In [1]:
import pandas as pd

housing_data = pd.read_csv('./data/melb_data.csv')

y = housing_data['Price']
X = housing_data.drop(['Price'], axis = 1)


from sklearn.model_selection import train_test_split

X_train_full, X_valid_full, y_train, y_valid = train_test_split(
    X, y, train_size = 0.8, test_size = 0.2, random_state = 1
)


# dropping cols with missing values
cols_with_nones = [col_name for col_name in X_train_full.columns if X_train_full[col_name].isna().any()]
X_train_full.drop(cols_with_nones, axis = 1, inplace = True)
X_valid_full.drop(cols_with_nones, axis = 1, inplace = True)

In [2]:
# let's only select categorical columns with low cardinality (convenient)
low_card_cols = [col_name for col_name in X_train_full.columns
                 if  X_train_full[col_name].nunique() < 10
                 and X_train_full[col_name].dtype == 'object']

In [3]:
# and select numerical columns
numerical_cols = [col_name for col_name in X_train_full.columns
                  if X_train_full[col_name].dtype in ['int64', 'float64']]

In [4]:
selected_predictive_features = low_card_cols + numerical_cols

X_train = X_train_full[selected_predictive_features].copy()
X_valid = X_valid_full[selected_predictive_features].copy()

In [5]:
X_train.head()

Unnamed: 0,Type,Method,Regionname,Rooms,Distance,Postcode,Bedroom2,Bathroom,Landsize,Lattitude,Longtitude,Propertycount
1041,h,S,Southern Metropolitan,3,11.2,3186.0,3.0,1.0,366.0,-37.9038,145.0001,10579.0
1989,h,S,Northern Metropolitan,3,7.8,3058.0,3.0,1.0,238.0,-37.7539,144.9612,11204.0
10157,h,S,Northern Metropolitan,3,5.2,3056.0,3.0,1.0,439.0,-37.77047,144.97005,11918.0
1711,u,S,Southern Metropolitan,2,11.4,3163.0,2.0,1.0,0.0,-37.8863,145.066,7822.0
11565,h,S,Western Metropolitan,4,11.0,3018.0,4.0,2.0,615.0,-37.87057,144.83623,5301.0


In [6]:
s = (X_train.dtypes == 'object')

categorical_features = list(s[s].index)
categorical_features

['Type', 'Method', 'Regionname']

In [7]:
from sklearn.ensemble import RandomForestRegressor
from sklearn.metrics import mean_absolute_error

def rate_dataset(X_train, X_valid, y_train, y_valid):
    model = RandomForestRegressor(n_estimators = 100, random_state = 0)
    model.fit(X_train, y_train)
    
    predictions = model.predict(X_valid)
    mae = mean_absolute_error(y_valid, predictions)
    
    return mae

In [8]:
# Drop categorical variables

X_train_drop_cat = X_train.select_dtypes(exclude = ['object'])
X_valid_drop_cat = X_valid.select_dtypes(exclude = ['object'])

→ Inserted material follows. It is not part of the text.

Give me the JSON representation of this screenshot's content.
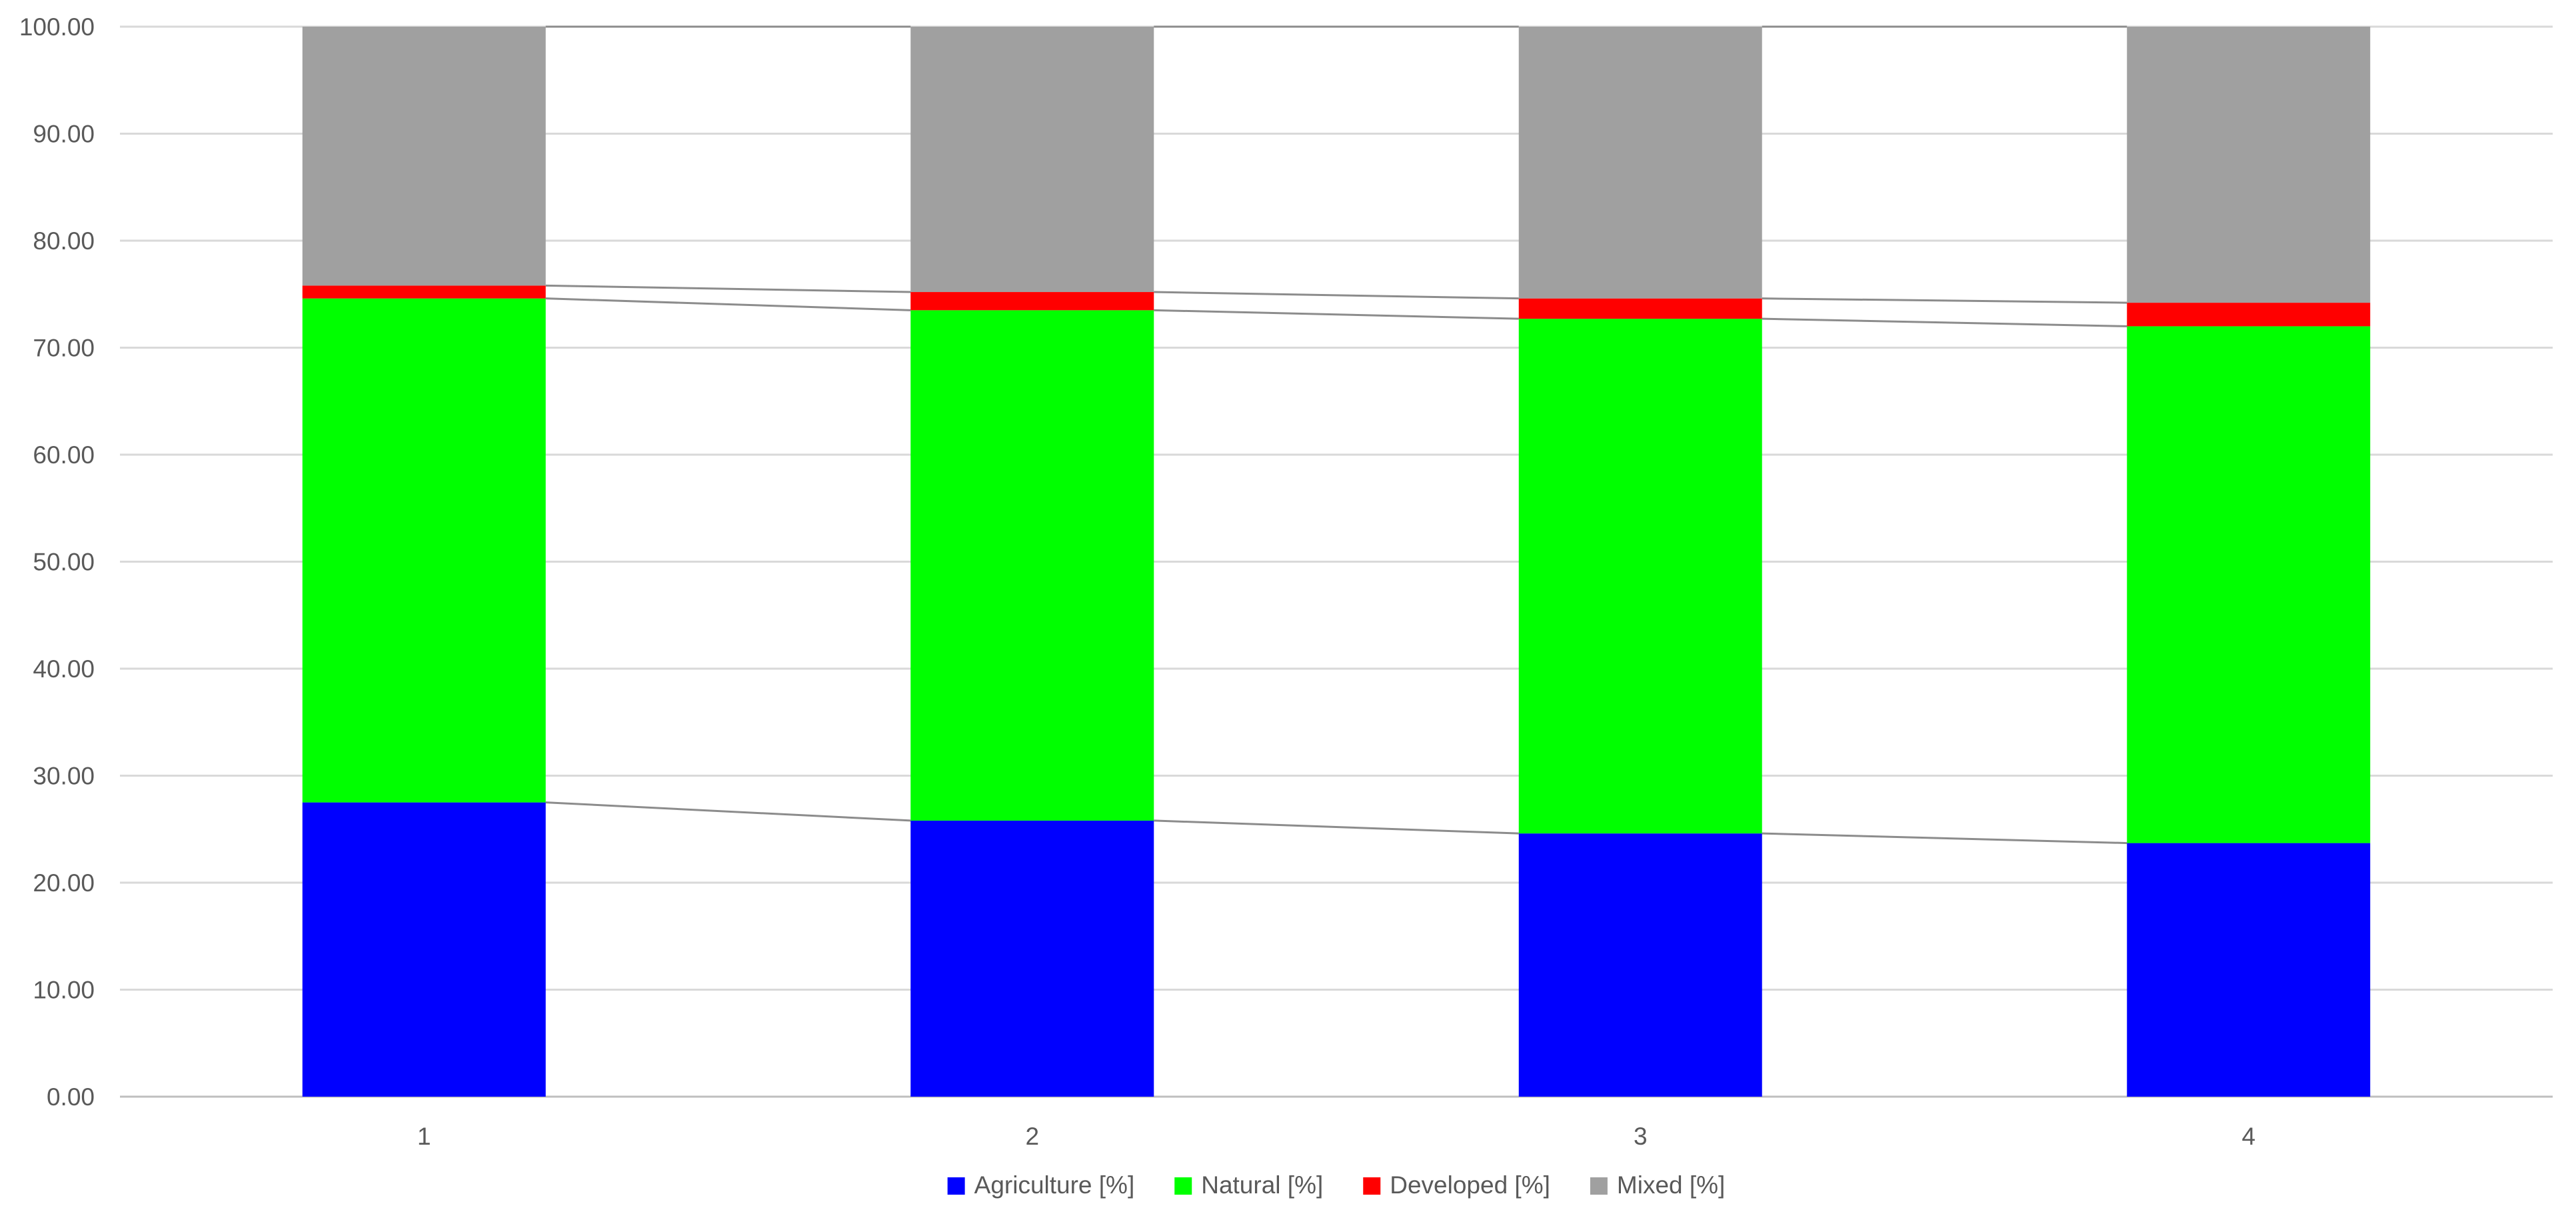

print("MAE when dropping categorical variables:", end = ' ')
print(
    round(rate_dataset(
        X_train_drop_cat, X_valid_drop_cat, y_train, y_valid
    ), 0)
)

MAE when dropping categorical variables: 176938.0


In [9]:
# use an Ordinal Encoder

from sklearn.preprocessing import OrdinalEncoder


X_train_ordinal = X_train.copy()
X_valid_ordinal = X_valid.copy()

ordinal_encoder = OrdinalEncoder()
X_train_ordinal.loc[:, categorical_features] = ordinal_encoder.fit_transform(X_train[categorical_features])
X_valid_ordinal.loc[:, categorical_features] = ordinal_encoder.transform(X_valid[categorical_features])

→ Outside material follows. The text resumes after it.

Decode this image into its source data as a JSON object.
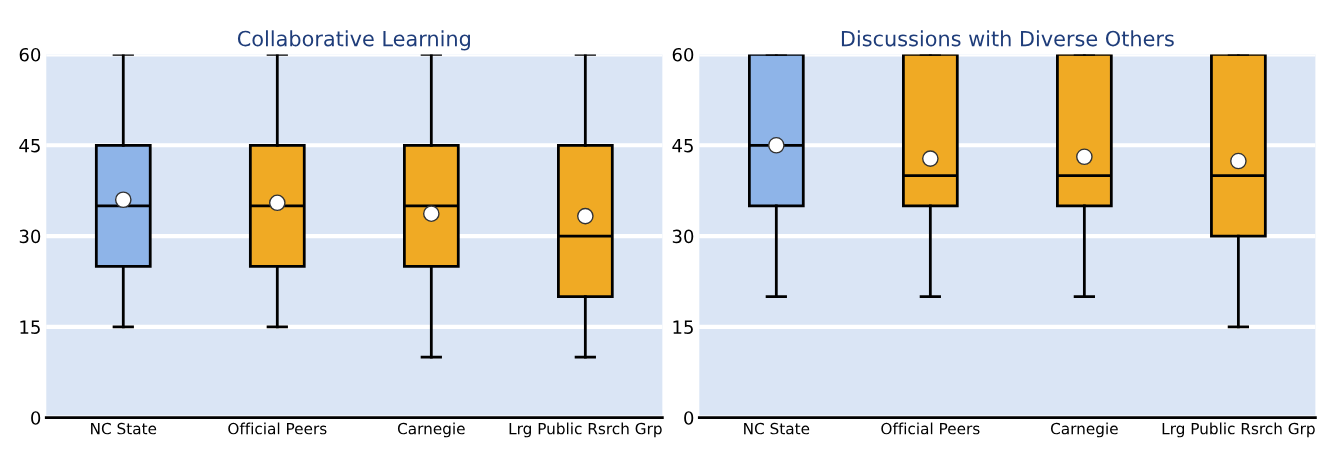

print("MAE when using ordinal encoding:", end = ' ')
print(
    round(rate_dataset(
        X_train_ordinal, X_valid_ordinal, y_train, y_valid
    ), 0)
)

MAE when using ordinal encoding: 164359.0


In [10]:
# use a One-Hot Encoder

from sklearn.preprocessing import OneHotEncoder


onehot_encoder = OneHotEncoder(handle_unknown = 'ignore', sparse = False)
onehot_cols_train = pd.DataFrame(onehot_encoder.fit_transform(X_train[categorical_features]))
onehot_cols_valid = pd.DataFrame(onehot_encoder.transform(X_valid[categorical_features]))

onehot_cols_train.index = X_train.index
onehot_cols_valid.index = X_valid.index

onehot_cols_train.columns = onehot_cols_train.columns.astype(str)
onehot_cols_valid.columns = onehot_cols_valid.columns.astype(str)

X_train_numerical = X_train.drop(categorical_features, axis = 1)
X_valid_numerical = X_valid.drop(categorical_features, axis = 1)

X_train_onehot = pd.concat([X_train_numerical, onehot_cols_train], axis = 1)
X_valid_onehot = pd.concat([X_valid_numerical, onehot_cols_valid], axis = 1)

print("MAE when using one-hot encoding:",
    round(rate_dataset(
        X_train_onehot, X_valid_onehot, y_train, y_valid
    ), 0)
)

MAE when using one-hot encoding: 161965.0